Responding to Ares in a blog post on its Knox website, Samsung said Knox Personal had been discontinued and that users should upgrade to an app called My Knox. Ares then shot back that My Knox is compatible only with the newest Samsung devices, leaving older devices, such as 2013's Samsung Galaxy 4, still used by millions of users locked into two-year service contracts, vulnerable to attack.
Samsung's blog post did not directly refute Ares' claim that Knox Personal's password-recovery PIN was stored in plaintext. It did, however, point out that the enterprise version of Knox does not store PINs on the phones at all.
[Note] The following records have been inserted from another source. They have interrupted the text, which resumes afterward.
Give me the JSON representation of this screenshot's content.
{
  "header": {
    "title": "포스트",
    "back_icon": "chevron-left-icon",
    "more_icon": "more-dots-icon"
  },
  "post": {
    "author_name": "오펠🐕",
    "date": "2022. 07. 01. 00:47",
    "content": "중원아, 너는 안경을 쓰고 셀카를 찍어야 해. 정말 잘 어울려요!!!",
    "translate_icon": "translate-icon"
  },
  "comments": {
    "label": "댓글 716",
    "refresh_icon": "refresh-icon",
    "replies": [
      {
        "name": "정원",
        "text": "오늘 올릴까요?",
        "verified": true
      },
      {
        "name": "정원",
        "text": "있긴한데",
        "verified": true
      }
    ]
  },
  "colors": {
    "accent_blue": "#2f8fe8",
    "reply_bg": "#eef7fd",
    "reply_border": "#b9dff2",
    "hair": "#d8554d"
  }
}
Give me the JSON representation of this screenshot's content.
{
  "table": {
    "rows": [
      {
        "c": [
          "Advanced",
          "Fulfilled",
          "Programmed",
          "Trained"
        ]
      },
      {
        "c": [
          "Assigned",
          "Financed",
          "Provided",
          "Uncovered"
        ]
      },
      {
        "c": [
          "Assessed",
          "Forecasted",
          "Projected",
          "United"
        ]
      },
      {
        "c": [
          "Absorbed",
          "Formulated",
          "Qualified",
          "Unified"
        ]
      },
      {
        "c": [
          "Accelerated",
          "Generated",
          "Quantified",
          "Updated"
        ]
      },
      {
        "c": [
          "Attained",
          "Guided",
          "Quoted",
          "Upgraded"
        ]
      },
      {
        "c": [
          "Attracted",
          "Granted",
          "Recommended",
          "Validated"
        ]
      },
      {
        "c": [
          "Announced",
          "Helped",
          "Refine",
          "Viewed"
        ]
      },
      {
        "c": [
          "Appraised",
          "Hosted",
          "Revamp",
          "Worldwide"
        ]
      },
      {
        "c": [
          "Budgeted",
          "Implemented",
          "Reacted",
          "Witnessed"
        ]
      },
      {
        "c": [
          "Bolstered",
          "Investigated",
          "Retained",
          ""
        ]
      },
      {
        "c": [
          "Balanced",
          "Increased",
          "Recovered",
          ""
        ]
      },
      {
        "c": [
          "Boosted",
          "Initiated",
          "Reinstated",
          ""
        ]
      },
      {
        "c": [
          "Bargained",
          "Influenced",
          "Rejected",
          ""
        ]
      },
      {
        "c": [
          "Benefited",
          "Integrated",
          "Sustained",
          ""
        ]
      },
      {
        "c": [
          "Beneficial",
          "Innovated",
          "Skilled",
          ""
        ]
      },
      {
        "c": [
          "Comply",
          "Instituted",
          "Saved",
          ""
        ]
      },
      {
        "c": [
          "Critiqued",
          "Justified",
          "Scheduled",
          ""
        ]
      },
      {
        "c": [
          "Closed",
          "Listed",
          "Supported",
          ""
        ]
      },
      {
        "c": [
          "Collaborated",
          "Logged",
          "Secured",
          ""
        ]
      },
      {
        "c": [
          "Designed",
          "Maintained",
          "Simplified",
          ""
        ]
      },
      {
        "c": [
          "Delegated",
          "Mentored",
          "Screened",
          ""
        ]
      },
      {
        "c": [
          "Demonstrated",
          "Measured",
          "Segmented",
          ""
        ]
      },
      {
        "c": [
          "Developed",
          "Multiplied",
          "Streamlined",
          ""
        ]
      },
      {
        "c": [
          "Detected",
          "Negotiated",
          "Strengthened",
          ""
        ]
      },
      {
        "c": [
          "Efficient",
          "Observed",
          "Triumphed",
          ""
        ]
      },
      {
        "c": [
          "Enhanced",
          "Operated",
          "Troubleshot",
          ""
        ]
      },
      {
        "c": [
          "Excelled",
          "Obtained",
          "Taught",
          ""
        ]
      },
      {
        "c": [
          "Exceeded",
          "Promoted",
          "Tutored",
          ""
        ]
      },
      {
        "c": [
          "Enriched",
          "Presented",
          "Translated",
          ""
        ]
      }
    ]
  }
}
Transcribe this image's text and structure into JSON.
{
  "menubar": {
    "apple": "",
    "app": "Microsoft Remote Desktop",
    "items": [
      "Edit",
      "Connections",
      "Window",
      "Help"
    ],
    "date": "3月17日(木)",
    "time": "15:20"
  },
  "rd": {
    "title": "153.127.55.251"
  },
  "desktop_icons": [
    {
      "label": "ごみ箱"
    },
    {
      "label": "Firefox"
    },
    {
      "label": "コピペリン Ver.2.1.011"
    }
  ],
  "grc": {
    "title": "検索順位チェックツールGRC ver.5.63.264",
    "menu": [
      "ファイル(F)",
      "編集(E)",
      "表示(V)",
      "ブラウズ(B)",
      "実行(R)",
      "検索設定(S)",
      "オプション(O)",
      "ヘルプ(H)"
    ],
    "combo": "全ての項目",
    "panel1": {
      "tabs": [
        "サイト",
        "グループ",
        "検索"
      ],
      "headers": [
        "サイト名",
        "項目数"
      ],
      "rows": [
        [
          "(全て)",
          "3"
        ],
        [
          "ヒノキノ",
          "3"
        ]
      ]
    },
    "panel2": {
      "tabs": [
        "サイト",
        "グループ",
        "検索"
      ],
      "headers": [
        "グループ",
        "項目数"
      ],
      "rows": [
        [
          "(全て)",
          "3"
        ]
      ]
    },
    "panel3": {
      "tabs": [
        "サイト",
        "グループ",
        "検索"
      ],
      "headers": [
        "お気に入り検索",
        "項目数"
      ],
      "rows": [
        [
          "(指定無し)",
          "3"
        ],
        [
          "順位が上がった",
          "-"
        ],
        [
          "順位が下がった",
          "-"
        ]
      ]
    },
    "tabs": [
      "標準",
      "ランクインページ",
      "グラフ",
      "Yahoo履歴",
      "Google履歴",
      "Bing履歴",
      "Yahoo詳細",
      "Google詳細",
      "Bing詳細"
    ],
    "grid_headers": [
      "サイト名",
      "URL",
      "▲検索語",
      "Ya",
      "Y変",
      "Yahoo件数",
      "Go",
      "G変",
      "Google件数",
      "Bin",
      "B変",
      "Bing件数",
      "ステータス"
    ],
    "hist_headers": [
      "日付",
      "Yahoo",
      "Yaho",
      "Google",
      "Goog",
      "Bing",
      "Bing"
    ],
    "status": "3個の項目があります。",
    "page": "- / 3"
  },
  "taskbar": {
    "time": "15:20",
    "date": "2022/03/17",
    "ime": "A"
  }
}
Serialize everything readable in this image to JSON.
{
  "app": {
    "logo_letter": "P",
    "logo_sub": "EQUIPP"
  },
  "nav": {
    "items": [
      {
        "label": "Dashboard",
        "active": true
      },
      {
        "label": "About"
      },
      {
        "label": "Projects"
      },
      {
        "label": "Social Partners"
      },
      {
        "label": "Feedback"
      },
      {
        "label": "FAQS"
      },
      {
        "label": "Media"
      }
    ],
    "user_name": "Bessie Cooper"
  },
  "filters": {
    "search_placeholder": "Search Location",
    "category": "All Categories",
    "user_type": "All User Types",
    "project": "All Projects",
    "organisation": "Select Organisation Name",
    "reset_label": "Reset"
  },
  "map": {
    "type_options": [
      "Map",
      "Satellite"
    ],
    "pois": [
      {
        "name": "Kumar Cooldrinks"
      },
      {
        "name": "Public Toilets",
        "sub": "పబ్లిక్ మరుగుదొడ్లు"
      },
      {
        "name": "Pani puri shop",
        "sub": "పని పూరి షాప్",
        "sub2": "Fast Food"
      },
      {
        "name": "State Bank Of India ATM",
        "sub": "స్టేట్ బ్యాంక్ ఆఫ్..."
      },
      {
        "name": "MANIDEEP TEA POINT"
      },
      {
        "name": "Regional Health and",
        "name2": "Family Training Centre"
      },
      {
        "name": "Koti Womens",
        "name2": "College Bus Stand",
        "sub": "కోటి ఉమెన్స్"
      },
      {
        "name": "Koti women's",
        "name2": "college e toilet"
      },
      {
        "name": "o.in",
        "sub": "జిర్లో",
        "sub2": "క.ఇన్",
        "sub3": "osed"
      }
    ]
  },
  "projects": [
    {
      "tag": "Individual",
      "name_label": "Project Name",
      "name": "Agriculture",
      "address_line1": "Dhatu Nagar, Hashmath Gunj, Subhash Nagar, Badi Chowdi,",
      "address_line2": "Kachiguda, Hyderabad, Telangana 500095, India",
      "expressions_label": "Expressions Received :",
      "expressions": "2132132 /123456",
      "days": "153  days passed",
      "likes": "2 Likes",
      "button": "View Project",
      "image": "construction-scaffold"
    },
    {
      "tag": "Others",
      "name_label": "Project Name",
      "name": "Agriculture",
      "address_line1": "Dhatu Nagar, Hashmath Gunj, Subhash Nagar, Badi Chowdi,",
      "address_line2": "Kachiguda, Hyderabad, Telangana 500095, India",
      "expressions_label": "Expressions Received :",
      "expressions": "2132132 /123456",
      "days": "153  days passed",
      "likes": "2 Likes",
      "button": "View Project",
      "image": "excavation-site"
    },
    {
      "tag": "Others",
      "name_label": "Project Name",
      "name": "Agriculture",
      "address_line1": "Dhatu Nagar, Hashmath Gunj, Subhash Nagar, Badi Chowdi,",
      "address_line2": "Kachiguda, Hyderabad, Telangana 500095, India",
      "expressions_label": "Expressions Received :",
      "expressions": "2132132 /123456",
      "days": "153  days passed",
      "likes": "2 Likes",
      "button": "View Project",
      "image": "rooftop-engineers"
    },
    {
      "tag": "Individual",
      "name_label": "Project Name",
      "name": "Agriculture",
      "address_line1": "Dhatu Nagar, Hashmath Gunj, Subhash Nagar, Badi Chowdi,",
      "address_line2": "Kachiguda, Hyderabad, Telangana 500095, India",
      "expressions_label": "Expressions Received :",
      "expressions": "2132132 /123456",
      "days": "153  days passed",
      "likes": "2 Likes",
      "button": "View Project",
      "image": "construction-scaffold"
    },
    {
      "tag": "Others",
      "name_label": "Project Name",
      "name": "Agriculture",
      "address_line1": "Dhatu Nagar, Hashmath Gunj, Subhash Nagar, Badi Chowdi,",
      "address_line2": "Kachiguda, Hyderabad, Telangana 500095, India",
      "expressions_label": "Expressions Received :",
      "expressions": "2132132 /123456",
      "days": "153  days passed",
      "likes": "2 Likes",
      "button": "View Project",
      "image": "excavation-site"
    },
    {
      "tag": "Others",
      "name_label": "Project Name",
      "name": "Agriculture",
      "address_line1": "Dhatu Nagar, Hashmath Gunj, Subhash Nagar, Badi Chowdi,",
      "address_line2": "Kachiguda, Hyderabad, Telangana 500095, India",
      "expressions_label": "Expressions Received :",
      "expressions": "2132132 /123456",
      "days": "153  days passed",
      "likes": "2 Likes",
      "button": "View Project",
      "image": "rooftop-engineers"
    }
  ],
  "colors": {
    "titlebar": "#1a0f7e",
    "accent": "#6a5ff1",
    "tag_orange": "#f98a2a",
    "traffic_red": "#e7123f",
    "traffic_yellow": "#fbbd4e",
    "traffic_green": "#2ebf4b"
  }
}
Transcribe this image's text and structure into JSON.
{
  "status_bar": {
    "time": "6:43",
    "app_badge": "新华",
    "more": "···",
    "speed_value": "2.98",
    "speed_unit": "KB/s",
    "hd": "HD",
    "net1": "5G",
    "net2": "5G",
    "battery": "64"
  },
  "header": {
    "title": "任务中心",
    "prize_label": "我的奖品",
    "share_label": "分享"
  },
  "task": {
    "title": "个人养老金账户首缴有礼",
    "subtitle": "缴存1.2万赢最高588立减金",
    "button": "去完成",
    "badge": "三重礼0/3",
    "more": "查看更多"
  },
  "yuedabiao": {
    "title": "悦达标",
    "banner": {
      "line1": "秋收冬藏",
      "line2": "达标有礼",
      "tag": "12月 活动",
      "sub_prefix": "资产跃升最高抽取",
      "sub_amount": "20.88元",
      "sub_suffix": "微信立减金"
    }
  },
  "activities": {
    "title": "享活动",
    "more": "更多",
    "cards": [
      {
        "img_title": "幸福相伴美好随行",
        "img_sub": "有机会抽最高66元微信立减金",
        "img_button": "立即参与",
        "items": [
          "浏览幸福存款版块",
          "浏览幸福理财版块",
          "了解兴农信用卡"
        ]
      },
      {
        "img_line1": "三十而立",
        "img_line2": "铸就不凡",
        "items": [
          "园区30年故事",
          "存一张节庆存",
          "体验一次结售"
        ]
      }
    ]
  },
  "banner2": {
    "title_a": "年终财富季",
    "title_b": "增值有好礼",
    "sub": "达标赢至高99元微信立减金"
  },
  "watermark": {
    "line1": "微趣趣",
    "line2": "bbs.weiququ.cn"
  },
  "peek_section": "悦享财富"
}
Ares did not examine the enterprise version of Knox.
As for the generation of encryption keys, Samsung said that Knox 1.0 — which Ares did not examine — generated encryption keys from the user password and "a system-generated random number" (a definition that technically fits the Android ID). Regarding Knox 2.0, the version Ares tested, Samsung said the software must be secure, because it had been certified by several third-party organizations, including the United States Department of Defense. (The National Security Agency certified several Knox-enabled devices last week.)
In his blog post, Ares suggests that Samsung Knox isn't secure enough, and that Android owners instead use Android's built-in full-encryption feature.
We have reached out to Samsung for comment and are waiting on a full response.